UNE DÉCLARATION SANS VALEUR CONTRAIGNANTE
Les Etats-Unis n’ont fixé aucune échéance - du moins publiquement - à la suppression de la RPDC de la liste des pays soutenant le terrorisme. Une mesure prise en 1988 - à la suite de l’attentat contre un avion de Korean Air par des agents du Nord - qui, s’ajoutant à l’interdiction du commerce « avec un pays ennemi » datant du conflit de 1950-1953, met la RPDC au ban des nations en dissuadant les entreprises de traiter avec elle de peur de rétorsions américaines. La levée des sanctions à l’égard de Pyongyang est une question sur laquelle George Bush doit faire face à une opposition au sein de son propre camp, hostile à tout « blanchiment » du régime nord-coréen.
La déclaration du 4 octobre constitue un nouveau pas vers la réconciliation intercoréenne, mais elle n’a pas de valeur contraignante au regard du droit international : elle n’est qu’une déclaration, non pas un accord ou un traité. Jusqu’à quel point le successeur de M. Roh - dont le mandat s’achève en février 2008 - se sentira-t-il lié par les engagements de ce dernier ?

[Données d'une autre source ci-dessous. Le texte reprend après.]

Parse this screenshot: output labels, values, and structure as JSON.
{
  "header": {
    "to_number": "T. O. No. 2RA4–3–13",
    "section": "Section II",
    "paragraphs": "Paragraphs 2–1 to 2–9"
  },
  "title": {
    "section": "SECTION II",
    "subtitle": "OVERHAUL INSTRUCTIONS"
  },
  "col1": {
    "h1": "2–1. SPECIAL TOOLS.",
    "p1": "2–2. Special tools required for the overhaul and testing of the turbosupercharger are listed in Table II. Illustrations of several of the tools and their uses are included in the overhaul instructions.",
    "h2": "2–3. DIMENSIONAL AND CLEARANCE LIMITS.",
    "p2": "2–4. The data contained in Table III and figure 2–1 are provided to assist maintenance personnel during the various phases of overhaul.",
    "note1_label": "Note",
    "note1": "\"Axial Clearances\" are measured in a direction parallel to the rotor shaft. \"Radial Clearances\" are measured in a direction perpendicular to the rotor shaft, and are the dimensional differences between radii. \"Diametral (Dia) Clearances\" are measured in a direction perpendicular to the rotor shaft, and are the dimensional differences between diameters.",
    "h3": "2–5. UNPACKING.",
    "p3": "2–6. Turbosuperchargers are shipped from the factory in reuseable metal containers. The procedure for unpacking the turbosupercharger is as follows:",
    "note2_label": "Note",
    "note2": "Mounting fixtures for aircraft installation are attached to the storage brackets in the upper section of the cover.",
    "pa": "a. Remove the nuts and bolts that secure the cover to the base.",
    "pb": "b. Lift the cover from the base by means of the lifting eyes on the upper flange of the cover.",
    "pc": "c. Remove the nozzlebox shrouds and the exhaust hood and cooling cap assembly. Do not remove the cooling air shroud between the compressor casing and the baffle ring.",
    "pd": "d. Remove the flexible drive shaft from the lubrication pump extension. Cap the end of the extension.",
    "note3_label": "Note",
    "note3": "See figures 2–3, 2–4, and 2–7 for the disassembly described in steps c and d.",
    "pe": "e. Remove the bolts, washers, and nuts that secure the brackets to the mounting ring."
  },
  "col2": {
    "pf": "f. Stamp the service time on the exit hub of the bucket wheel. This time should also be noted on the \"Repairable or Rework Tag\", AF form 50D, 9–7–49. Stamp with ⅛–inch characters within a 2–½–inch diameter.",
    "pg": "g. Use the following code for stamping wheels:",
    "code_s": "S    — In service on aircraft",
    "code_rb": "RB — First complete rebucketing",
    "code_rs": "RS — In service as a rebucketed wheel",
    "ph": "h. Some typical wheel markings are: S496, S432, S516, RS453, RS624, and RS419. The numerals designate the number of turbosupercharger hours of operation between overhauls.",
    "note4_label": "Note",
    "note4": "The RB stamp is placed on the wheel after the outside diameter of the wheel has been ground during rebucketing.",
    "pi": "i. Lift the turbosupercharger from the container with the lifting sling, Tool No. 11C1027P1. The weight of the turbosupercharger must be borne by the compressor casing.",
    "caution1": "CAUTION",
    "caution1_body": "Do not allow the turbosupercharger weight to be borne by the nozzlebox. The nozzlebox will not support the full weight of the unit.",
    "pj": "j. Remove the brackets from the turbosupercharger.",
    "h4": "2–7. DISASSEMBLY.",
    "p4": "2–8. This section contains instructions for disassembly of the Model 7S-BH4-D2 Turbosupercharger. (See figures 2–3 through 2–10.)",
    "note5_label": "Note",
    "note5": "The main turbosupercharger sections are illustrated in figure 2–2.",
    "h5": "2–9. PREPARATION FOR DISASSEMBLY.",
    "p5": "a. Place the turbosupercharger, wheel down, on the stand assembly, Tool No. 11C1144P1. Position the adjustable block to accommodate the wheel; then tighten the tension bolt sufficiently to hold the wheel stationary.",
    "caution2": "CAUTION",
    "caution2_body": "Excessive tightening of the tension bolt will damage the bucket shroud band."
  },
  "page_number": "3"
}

Un point paraît néanmoins acquis : la participation à part entière de la Corée du Sud à la construction d’un régime de paix dans la péninsule. Bien qu’elle ait combattu, la Corée du Sud n’est pas signataire de l’armistice de 1953. L’accord a été paraphé du côté des alliés par les Etats-Unis (au nom des Nations unies), la Chine et la Corée du Nord. Et pour Pyongyang, le seul interlocuteur était Washington. Cette fois, le régime a entériné la participation du Sud en demandant avec elle de transformer l’armistice en régime de paix.
Dans le jeu diplomatique des grandes puissances dont est l’objet la péninsule, la Corée du Sud a été, jusqu’à présent, l’intervenant le plus faible. Le président Roh Moo-hyun aura eu le mérite, au cours de son mandat, de s’opposer, avec modération mais constance, à la politique d’étranglement de la RPDC de George Bush.
Du premier sommet intercoréen au second, Séoul a toujours accordé la primauté en termes d’efficacité au dialogue sur l’isolement. Le sommet intercoréen du 4 octobre renforce la crédibilité de cette politique d’engagement. La dernière manche de la crise coréenne est loin d’être jouée. Mais, avant la fin de l’année, les Etats-Unis et la Corée du Nord devront abattre un peu plus leurs cartes et clarifier ainsi leurs intentions.